Abadiânia (GO) e Brasília — O serviço de Inteligência da Polícia Civil de Goiás investiga, desde junho, denúncias de abusos sexuais que teriam sido praticados pelo médium João Teixeira de Faria, conhecido como João de Deus. À época, o Ministério Público do Estado havia encaminhado um ofício pedindo que o delegado-geral da Polícia Civil, André Fernandes, apurasse a conduta do religioso. O trabalho dos agentes tramita em sigilo para preservar as vítimas. No entanto, com a repercussão do caso, mais mulheres quebraram o silêncio.

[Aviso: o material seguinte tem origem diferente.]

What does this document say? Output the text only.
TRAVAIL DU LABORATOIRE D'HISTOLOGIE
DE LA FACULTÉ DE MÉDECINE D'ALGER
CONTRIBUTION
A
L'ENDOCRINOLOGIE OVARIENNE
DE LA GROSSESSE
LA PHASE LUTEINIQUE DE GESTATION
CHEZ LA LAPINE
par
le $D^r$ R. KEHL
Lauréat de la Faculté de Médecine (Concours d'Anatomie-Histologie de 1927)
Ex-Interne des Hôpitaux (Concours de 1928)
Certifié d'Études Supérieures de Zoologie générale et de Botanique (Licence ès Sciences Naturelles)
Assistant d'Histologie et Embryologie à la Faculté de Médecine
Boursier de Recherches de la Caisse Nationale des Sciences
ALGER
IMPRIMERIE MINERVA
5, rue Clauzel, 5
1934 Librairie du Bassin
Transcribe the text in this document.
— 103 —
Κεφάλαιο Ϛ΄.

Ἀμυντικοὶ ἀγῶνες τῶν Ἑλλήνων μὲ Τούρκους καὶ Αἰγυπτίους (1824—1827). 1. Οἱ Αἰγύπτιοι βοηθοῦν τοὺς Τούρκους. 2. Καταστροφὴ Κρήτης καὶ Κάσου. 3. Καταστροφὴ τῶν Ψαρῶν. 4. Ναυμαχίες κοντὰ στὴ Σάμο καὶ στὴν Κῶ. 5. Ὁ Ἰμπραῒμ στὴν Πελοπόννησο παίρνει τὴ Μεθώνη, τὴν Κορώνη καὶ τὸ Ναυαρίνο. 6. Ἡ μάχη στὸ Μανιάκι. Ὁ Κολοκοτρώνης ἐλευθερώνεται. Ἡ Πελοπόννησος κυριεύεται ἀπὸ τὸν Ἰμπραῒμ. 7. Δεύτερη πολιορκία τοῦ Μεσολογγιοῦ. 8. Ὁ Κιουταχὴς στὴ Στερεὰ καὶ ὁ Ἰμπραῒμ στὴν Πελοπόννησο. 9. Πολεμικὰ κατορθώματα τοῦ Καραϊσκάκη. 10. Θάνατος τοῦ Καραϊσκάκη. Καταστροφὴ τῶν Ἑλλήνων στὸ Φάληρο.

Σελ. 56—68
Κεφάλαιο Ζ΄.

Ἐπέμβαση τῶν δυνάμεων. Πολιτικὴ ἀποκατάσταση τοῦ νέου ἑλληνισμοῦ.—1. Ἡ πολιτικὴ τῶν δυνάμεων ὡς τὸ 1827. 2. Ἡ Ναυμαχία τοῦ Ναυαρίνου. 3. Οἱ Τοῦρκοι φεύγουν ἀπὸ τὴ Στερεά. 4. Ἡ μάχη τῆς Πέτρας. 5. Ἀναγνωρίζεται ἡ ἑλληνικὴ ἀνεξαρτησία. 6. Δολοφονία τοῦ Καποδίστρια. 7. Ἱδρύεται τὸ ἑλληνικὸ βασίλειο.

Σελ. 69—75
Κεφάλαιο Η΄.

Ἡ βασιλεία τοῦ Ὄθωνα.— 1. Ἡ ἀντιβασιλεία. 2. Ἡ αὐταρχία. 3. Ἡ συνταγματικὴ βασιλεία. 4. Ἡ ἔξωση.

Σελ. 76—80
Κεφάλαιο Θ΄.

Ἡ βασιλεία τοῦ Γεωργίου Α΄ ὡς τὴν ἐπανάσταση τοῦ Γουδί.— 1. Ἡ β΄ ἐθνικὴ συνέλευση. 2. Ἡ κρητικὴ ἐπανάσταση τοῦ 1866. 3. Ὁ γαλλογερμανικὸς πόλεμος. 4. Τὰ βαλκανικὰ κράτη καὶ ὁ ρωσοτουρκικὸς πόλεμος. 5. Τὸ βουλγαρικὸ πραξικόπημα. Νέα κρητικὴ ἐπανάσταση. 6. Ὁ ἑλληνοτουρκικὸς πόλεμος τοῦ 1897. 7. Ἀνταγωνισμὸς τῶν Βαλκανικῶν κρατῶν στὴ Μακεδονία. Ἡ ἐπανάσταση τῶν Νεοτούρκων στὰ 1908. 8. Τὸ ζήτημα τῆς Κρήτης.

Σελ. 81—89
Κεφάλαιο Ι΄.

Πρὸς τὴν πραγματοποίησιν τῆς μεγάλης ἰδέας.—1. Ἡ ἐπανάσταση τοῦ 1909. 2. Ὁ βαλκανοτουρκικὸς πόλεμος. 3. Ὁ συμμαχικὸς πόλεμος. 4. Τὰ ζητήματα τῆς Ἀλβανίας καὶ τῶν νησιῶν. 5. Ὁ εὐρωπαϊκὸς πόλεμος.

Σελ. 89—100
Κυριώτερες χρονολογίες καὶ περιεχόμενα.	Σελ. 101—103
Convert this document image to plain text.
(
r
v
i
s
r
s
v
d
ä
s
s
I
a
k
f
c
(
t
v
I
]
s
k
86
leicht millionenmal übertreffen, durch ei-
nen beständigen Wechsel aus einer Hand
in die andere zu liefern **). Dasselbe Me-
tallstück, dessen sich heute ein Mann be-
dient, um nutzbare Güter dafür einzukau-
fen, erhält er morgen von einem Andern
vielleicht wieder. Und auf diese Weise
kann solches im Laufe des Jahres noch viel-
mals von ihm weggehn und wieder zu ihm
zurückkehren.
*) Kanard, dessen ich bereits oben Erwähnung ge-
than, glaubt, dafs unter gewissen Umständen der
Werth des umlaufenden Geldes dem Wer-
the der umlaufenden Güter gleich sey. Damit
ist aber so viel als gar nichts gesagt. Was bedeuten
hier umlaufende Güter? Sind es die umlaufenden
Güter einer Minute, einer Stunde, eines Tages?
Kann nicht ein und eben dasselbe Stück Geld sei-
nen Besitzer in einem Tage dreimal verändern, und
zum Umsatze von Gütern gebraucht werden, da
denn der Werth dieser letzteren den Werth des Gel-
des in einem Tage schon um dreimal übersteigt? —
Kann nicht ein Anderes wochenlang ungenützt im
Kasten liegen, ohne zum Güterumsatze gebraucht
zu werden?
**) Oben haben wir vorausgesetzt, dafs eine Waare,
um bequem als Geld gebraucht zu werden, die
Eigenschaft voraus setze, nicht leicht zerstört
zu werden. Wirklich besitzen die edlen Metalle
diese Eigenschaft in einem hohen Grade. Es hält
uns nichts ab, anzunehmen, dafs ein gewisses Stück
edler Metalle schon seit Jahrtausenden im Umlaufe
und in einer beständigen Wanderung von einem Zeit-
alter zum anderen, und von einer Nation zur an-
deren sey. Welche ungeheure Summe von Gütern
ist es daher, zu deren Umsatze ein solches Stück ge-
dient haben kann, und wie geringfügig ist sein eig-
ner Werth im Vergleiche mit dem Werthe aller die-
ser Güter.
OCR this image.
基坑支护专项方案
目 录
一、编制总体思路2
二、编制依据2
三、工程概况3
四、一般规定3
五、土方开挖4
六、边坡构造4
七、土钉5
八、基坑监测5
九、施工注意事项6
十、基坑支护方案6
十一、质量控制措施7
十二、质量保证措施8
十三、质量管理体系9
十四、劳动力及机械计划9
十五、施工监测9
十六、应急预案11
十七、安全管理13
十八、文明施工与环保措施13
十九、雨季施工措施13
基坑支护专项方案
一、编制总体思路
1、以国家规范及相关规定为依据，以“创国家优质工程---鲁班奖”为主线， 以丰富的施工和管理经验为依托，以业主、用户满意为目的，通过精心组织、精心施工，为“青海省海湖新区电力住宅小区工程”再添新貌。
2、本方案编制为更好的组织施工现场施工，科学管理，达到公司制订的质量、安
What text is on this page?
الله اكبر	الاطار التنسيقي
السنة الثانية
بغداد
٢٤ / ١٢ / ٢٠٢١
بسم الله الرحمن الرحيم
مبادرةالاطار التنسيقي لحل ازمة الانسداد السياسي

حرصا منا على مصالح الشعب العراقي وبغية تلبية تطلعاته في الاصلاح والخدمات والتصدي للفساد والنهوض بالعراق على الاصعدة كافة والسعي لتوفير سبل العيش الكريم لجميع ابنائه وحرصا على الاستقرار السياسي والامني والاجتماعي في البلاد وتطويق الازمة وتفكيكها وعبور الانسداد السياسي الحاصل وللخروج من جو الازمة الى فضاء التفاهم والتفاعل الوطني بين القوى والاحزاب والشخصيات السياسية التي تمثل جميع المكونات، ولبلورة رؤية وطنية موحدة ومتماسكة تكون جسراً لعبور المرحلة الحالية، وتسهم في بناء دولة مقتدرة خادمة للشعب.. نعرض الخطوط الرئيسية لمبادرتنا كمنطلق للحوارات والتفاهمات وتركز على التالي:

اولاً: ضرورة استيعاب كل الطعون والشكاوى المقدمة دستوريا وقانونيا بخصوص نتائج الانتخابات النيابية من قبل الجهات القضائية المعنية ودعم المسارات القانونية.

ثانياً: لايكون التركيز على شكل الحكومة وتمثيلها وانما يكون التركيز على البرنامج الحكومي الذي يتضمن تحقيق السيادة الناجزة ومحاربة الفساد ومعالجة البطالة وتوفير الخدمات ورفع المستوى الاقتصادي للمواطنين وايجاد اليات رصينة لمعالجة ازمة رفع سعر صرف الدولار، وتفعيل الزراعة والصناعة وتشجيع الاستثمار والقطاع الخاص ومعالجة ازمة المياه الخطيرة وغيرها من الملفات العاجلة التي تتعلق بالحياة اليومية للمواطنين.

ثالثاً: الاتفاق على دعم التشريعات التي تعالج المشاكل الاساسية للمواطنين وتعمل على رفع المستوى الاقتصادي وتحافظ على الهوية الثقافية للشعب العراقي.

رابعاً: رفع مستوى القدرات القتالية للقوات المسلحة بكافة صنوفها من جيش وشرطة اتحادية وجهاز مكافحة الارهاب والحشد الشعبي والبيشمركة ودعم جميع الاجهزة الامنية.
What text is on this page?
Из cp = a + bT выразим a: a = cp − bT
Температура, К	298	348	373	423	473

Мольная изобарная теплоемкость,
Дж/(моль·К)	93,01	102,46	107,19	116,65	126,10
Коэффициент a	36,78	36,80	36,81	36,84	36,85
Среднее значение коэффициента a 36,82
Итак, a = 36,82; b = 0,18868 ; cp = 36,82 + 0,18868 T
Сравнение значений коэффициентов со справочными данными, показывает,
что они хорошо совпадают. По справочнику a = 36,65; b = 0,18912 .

Dezenas de vítimas deram depoimentos à imprensa sobre abusos praticados por João de Deus, que nega as acusações. O Correio localizou duas mulheres. Uma delas mora no Noroeste. Ela contou que o assédio ocorreu em 2006, quando buscava uma cura para a mãe. Já uma moradora de Valparaíso (GO), cerca de 37km de Brasília, disse ter sido molestada durante um tratamento contra a depressão, em 1999. Hoje, elas garantem que vão procurar a polícia e o Ministério Público para formalizar as denúncias (leia depoimentos ao lado). Os promotores de Justiça de Goiás devem montar uma força-tarefa e pedem que as vítimas procurem a polícia. Eles darão hoje uma entrevista coletiva.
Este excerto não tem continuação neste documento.